Kembali Diding merenung. Harus bagaimana ia menyambung hidup. Ojek online. Diding memutuskan menekuni pekerjaan sebagai ojek online yang memang sedari awal ia lakukan, menyambi mencari tambahan saat ia masih bekerja di restoran.
Ia mulai menjadikan ojek online sebagai pekerjaan tetapnya. Mengantar penumpang dan barang juga membelikan makanan. Namun, penghasilan sebagai ojek online tak menentu. Diding pun memutar kembali otaknya.
Nah! Ide muncul di kepalanya memecah kebuntuan. Teringat ia akan keahlian sang Ayah membuat kue serabi. Dengan segera ia menelepon ayahnya, meminta resep rahasia keluarga kue serabi ala kampung halamannya. Dengan bermodal Rp500 ribu, sisa uang tabungan, Diding mulai membeli perlengkapan untuk dia berjualan. Berhasil. Ia berhasil mengopi resep menjadi panganan sedap siap jual.
Tak gentar, Diding memulai bisnisnya perlahan.
"Awal-awal masih sepi yang beli. Lama-lama ya Alhamdulillah. Banyak pesanan datang," ucap Diding.
Keseharian Diding akhirnya kembali dipenuhi kesibukan.

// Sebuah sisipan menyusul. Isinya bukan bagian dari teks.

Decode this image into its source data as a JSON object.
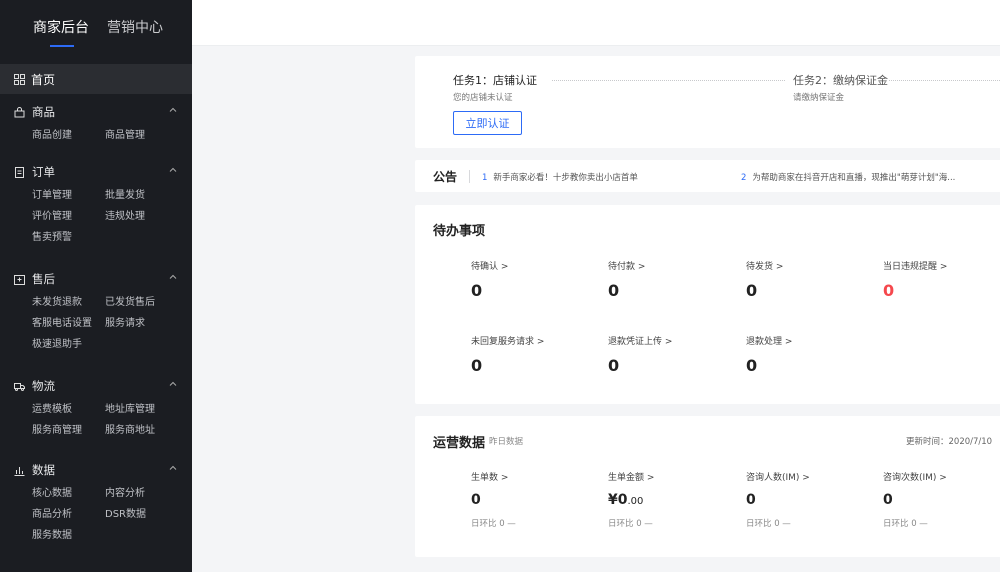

Dini hari Diding pergi ke pasar untuk membeli bahan-bahan kue untuk berjualan. Tepung dan kelapa ia campurkan membuat adonan serabi. Gula merah ia cairkan sebagai pelengkap kudapan ringan nan lezat itu. Dibungkusnya dalam sekantong kecil. Cukup untuk 5 lembar serabi yang akan ia jual per paket.
Tak menunggu ayam berkokok, didorongnya gerobak dengan semangat menuju sumber rezekinya. Diding mulai mematangkan adonan. Serabi hangat siap untuk ia jajakan ke pedagang di Pasar Kebayoran Lama. Tak hanya pedagang, ia juga menargetkan dagangannya pada para pengunjung pasar. Matahari mulai naik, sekejap adonan serabi Diding habis tak bersisa. Senyum tergores di wajahnya.

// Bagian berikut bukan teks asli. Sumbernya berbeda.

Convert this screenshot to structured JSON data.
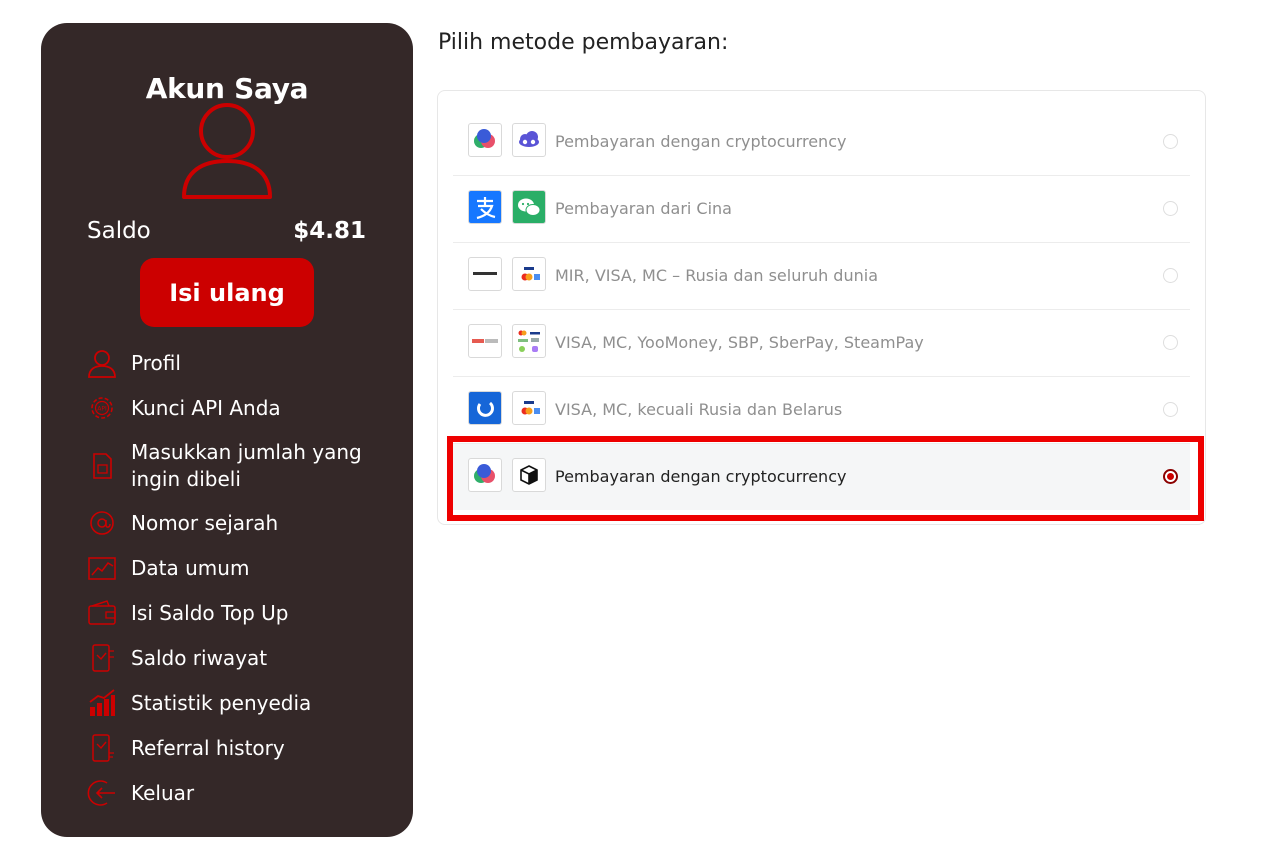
{
  "sidebar": {
    "title": "Akun Saya",
    "balance_label": "Saldo",
    "balance_value": "$4.81",
    "topup_button": "Isi ulang",
    "menu": [
      {
        "label": "Profil",
        "icon": "user-icon"
      },
      {
        "label": "Kunci API Anda",
        "icon": "api-gear-icon"
      },
      {
        "label": "Masukkan jumlah yang ingin dibeli",
        "icon": "sim-card-icon"
      },
      {
        "label": "Nomor sejarah",
        "icon": "at-sign-icon"
      },
      {
        "label": "Data umum",
        "icon": "line-chart-icon"
      },
      {
        "label": "Isi Saldo Top Up",
        "icon": "wallet-icon"
      },
      {
        "label": "Saldo riwayat",
        "icon": "phone-history-icon"
      },
      {
        "label": "Statistik penyedia",
        "icon": "bar-chart-icon"
      },
      {
        "label": "Referral history",
        "icon": "phone-referral-icon"
      },
      {
        "label": "Keluar",
        "icon": "logout-icon"
      }
    ]
  },
  "main": {
    "title": "Pilih metode pembayaran:",
    "methods": [
      {
        "label": "Pembayaran dengan cryptocurrency",
        "logos": [
          "crypto-coins-logo",
          "cloud-crypto-logo"
        ],
        "selected": false
      },
      {
        "label": "Pembayaran dari Cina",
        "logos": [
          "alipay-logo",
          "wechat-pay-logo"
        ],
        "selected": false
      },
      {
        "label": "MIR, VISA, MC – Rusia dan seluruh dunia",
        "logos": [
          "merchant-logo",
          "visa-mastercard-logo"
        ],
        "selected": false
      },
      {
        "label": "VISA, MC, YooMoney, SBP, SberPay, SteamPay",
        "logos": [
          "freekassa-logo",
          "multi-payment-logo"
        ],
        "selected": false
      },
      {
        "label": "VISA, MC, kecuali Rusia dan Belarus",
        "logos": [
          "blue-gateway-logo",
          "visa-mastercard-logo"
        ],
        "selected": false
      },
      {
        "label": "Pembayaran dengan cryptocurrency",
        "logos": [
          "crypto-coins-logo",
          "cube-crypto-logo"
        ],
        "selected": true
      }
    ]
  },
  "colors": {
    "sidebar_bg": "#342828",
    "accent_red": "#cc0000",
    "highlight_border": "#ee0000"
  }
}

"Kalau sudah habis jualan. Saya pulang ke kosan dulu. Istirahat. Tidur 2-3 jam baru saya narik ojek," tuturnya.
Perlahan ekonominya kembali membaik. Tabungan pun mulai terisi. Bahkan anak itu masih menyisihkan mengirim uang untuk kedua orang tuanya di kampung. Rp2 juta per bulan.
Diding pun tak menyiakan kesempatan ketika Ramadan datang. Tentu saja Diding akan menjajakan serabinya untuk para pemburu takjil. Ia yakin, pesanan juga akan membeludak di bulan Ramadan.
"Kalau Ramadan biasanya sudah banyak yang antre pesanan. Sehari ada yang pesan 100-150 biji. Capek tapi senang kalau banyak pesanan. Jadi enggak perlu keluar berdagang lagi," ungkapnya.
Pundi-pundi pun berdatangan. Puas dan bersyukur Diding tanamkan atas perolehannya. Badai sudah berhasil ia lalui. Namun baginya perjalanan masih panjang. Pria yang pernah menjadi koki itu berharap usahanya melebar hingga memiliki kios.
Di antara berjuta doanya, keinginannya saat ini hanya satu.
"Bisa pulang ke kampung halaman ," bergetar suaranya terdengar.
Rindu tak lagi terbendung kepada kedua orang tuanya. Tahun ini Diding bertekad pulang. Dua tahun tertahan karena pandemi. Hanya bisa berkabar dengan orangtua melalui sambungan telepon.
"Saya pernah, sampai nangis-nangis sendirian. Sesegukan. Lebaran tidak bisa pulang. Cuma di kosan sendiri. Duh sedih bener dah," ucapnya sembari memaksakan tersenyum.
Ramadan tahun ini, Diding bersemangat berjualan lebih keras dari biasanya agar bisa pulang kampung dengan membawa hasil jerih payahnya. Sebuah desa di Kuningan, Jawa Barat menjadi tujuannya. Berharap bisa merayakan Hari Kemenangan bersama yang tercinta.